As professionals we all strive for good results and achievements. But how do you accomplish repeatable project success and day-to-day operations in IT programs involving between 25 and 80 persons? And how do you improve when you have delivered reliable service of business critical applications around the clock and 6 projects, all with the agreed scope and quality, on time and on budget? And how do you utilize the agile approach and still use the good things you have learned over the years?

The enemy of all IT-projects is size, complexity. That led them to set a maximum complexity at 8-10 people and 8-10 months. I like this comment: Anyone can start a project, the trick is to finish them.

The next session I attended was The Manager’s Guide to Agile Adoption with Mike Cottmeyer (Agile Project Coach, Process Methodologist, PMP Certified Project Manager, Certified ScrumMaster). His presentation was about:

A roadmap for agile adoption that begins with teams and demonstrates how teams work together to deliver more complex projects & portfolios. Mike will expand the team concept to include capabilities & show how capabilities can be organized to optimize value across the enterprise value stream.

Then I attended Agile Adoption at Enterprise Level with Petri Haapio who now is Director Coaching at Reaktor Innovations in Finland.

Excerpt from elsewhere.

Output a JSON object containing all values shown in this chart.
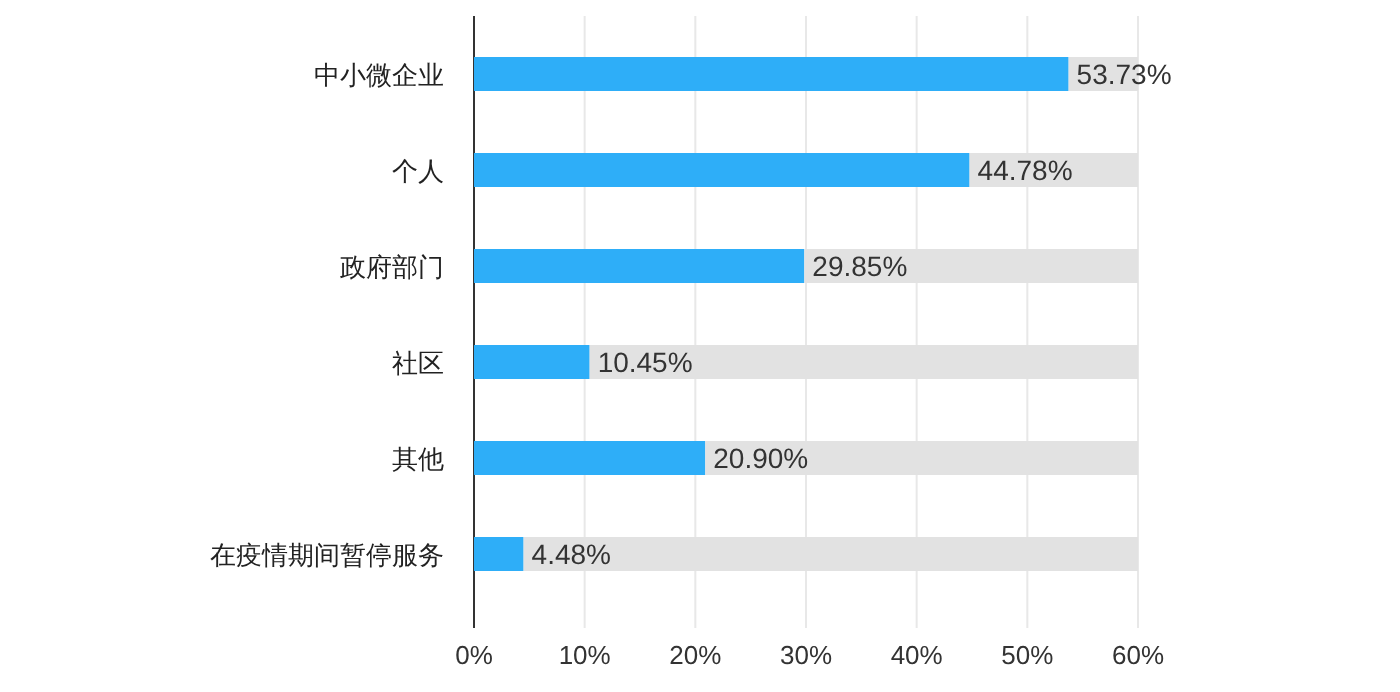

He talked about his experience from Nokia Networks and the desciption said:

The true story on how large enterprises have implemented Scrum and Agile methods and the result. Are there any metrics? Are the companies more effective? Who benefits? How to deal with resistance? Which roles are pro and which roles are negative to these methods. All these questions are answered from an enterprise view and with strategy in mind.

Note! In the Archives at the Øredev site are videos from previous years. The 2009 videos will be there too.